Dans les années 1950, les produits chimiques synthétiques commencent à entrer sur le marché, sous l’impulsion de campagnes de marketing de grande envergure. Des publicités pleine page dépeignent comme illimités, la facilité et le confort que l’industrie chimique apporterait à la société grâce à une vaste gamme de nouveaux produits composés de substances chimiques. En parallèle, des milliers de substances chimiques industrielles sont commercialisées sans aucune surveillance réglementaire, ni exigence de tests de toxicité. Il faut attendre 20 ans pour que les premières lois de santé publique réglementant l’industrie chimique soient adoptées aux États-Unis. 62 000 substances chimiques non testées bénéficient alors d’une clause d’antériorité : elles sont présumées sécuritaires, malgré l’absence presque totale de connaissances sur leurs effets sur l’environnement et la santé. Le Canada et les pays européens n’échappent pas à cette faille historique de la règlementation.
Depuis 50 ans, les organismes scientifiques internationaux signalent souvent à quel point nous ignorons les effets de ces produits dont nous sommes devenus dépendants dans notre vie quotidienne. Sans perdre de vue que les changements climatiques transforment la manière dont ces produits chimiques synthétiques agissent entre eux dans les milieux naturels, comme les cours d’eau ou les océans. Dans certains cas, leur toxicité ne fait que s’aggraver.
De quoi sont faits exactement les produits de consommation d’origine chimique? D’où proviennent-ils et quels sont leurs risques?
Aujourd’hui, de nombreuses multinationales sont encore incapables de suivre leur chaîne d’approvisionnement de bout en bout. De quoi sont faits exactement les produits de consommation d’origine chimique? D’où proviennent-ils et quels risques posent-ils? Les multiples niveaux de sous-traitance – souvent sur plusieurs continents – et les protections juridiques des secrets commerciaux ne permettent malheureusement pas de répondre avec certitude à ces questions.
Un changement de paradigme est nécessaire dans la règlementation des cosmétiques et autres produits de soins personnels. Les substances chimiques sont autorisées sur les marchés sur une base individuelle, sans que l’on ne comprenne vraiment comment elles s’accumulent, interagissent et transforment les écosystèmes au fil du temps.

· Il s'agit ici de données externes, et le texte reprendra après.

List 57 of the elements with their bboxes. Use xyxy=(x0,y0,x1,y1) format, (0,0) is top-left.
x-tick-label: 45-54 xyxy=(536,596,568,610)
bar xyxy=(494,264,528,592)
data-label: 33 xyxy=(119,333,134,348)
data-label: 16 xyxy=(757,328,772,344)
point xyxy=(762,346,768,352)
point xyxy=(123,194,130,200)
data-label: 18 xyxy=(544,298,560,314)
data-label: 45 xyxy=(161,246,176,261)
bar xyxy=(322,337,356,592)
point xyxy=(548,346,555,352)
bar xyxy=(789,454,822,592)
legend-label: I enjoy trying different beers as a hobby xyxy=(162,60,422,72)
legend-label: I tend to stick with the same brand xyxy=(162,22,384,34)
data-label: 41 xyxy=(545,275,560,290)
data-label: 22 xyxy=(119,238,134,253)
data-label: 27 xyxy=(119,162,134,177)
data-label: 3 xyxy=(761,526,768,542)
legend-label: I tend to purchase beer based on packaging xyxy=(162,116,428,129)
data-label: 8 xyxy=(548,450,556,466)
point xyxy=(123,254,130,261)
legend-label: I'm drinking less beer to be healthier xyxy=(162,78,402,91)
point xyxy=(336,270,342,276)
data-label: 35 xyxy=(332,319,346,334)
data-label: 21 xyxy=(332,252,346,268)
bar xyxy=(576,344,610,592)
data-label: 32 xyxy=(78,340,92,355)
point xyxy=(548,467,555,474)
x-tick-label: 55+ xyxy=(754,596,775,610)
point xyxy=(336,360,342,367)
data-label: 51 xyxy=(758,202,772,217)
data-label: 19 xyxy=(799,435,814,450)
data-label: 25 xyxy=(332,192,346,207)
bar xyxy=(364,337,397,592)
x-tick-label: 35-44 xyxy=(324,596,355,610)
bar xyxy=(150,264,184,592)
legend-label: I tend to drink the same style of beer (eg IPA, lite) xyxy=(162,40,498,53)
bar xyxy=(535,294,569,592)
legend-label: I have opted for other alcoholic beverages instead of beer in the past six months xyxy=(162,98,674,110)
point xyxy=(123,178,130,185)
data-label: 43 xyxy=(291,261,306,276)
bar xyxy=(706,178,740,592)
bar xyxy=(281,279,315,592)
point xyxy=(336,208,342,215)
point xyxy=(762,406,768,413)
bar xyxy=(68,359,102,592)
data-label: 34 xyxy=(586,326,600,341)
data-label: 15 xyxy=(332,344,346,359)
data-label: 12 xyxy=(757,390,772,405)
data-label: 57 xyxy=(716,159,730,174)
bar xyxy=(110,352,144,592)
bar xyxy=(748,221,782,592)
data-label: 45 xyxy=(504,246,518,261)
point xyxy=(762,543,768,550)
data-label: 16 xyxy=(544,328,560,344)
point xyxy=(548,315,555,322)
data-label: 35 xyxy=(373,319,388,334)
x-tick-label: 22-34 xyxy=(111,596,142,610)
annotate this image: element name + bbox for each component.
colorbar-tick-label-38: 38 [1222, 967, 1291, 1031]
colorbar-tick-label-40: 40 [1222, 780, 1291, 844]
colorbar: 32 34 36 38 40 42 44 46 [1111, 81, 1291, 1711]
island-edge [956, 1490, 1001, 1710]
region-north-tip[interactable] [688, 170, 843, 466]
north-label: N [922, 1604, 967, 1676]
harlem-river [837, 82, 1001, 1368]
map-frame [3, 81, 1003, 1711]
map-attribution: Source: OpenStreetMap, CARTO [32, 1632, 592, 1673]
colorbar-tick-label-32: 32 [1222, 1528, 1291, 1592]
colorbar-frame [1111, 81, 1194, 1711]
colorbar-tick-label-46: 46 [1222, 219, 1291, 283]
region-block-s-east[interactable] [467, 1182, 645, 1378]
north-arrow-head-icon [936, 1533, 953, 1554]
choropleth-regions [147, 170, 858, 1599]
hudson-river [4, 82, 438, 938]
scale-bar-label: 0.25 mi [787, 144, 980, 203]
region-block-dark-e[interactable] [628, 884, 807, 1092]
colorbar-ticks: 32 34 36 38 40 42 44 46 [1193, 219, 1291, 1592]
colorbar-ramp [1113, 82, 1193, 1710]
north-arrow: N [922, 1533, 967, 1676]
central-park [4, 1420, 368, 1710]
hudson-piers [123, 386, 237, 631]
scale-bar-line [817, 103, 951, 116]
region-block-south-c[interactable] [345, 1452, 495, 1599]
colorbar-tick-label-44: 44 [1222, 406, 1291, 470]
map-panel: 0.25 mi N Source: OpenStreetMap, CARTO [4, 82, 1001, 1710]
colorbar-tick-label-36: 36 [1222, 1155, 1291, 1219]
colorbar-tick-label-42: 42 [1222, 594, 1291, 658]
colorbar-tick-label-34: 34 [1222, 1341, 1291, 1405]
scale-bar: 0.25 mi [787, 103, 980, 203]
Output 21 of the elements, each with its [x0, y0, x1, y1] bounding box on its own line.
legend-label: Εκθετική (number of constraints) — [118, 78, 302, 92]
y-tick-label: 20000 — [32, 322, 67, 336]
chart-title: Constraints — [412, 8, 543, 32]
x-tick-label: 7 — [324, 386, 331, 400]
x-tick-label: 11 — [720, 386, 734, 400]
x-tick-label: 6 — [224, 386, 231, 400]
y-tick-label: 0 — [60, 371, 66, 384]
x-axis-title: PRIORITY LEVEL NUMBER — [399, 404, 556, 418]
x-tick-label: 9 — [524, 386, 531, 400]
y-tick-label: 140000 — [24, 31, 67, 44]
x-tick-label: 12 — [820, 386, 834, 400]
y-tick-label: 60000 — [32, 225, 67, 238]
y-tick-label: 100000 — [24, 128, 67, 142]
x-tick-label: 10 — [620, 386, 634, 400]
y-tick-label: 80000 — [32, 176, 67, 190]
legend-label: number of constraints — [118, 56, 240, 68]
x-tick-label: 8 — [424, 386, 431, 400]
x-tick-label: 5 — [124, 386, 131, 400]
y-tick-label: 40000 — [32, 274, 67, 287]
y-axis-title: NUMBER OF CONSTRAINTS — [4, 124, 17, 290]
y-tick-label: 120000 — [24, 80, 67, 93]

Dans la plupart des juridictions, la prise de décision réglementaire concernant les produits chimiques commence par l’évaluation des risques. Celle-ci relève de la responsabilité juridique de l’industrie chimique ou de l’agence de réglementation. Or, les scientifiques ne s’accordent pas sur les méthodologies à employer pour obtenir les données sur lesquelles les analyses de risques se basent afin de déterminer l’autorisation ou non de ces produits chimiques sur le marché.
Résultat : le recours généralisé à des études du secteur privé – non examinées par des pairs – pour évaluer les risques posés par un produit chimique est considéré comme un problème éthique systémique.
Contrairement aux médicaments, il n’existe pas de processus d’approbation préalable à la mise en vente de cosmétiques au Canada. En fait, si un fabricant souhaite commercialiser un produit cosmétique, il est seulement tenu d’en informer Santé Canada dans les 10 jours suivant la mise en vente initiale. Cela signifie que la seule véritable surveillance des produits cosmétiques au Canada a lieu après qu’ils soient déjà vendus aux consommateurs.
À l’heure où nous revoyons nos modes de vie pour construire ensemble un futur plus sain et résilient, nous devons également repenser l’industrie des cosmétiques, sa règlementation et les risques qu’elle pose sur la santé humaine, et tout particulièrement sur celle des femmes, qui sont le public cible de ces produits. Si la chimie a révolutionné le monde de la santé et du bien-être, elle devrait aujourd’hui être au cœur de la relance verte.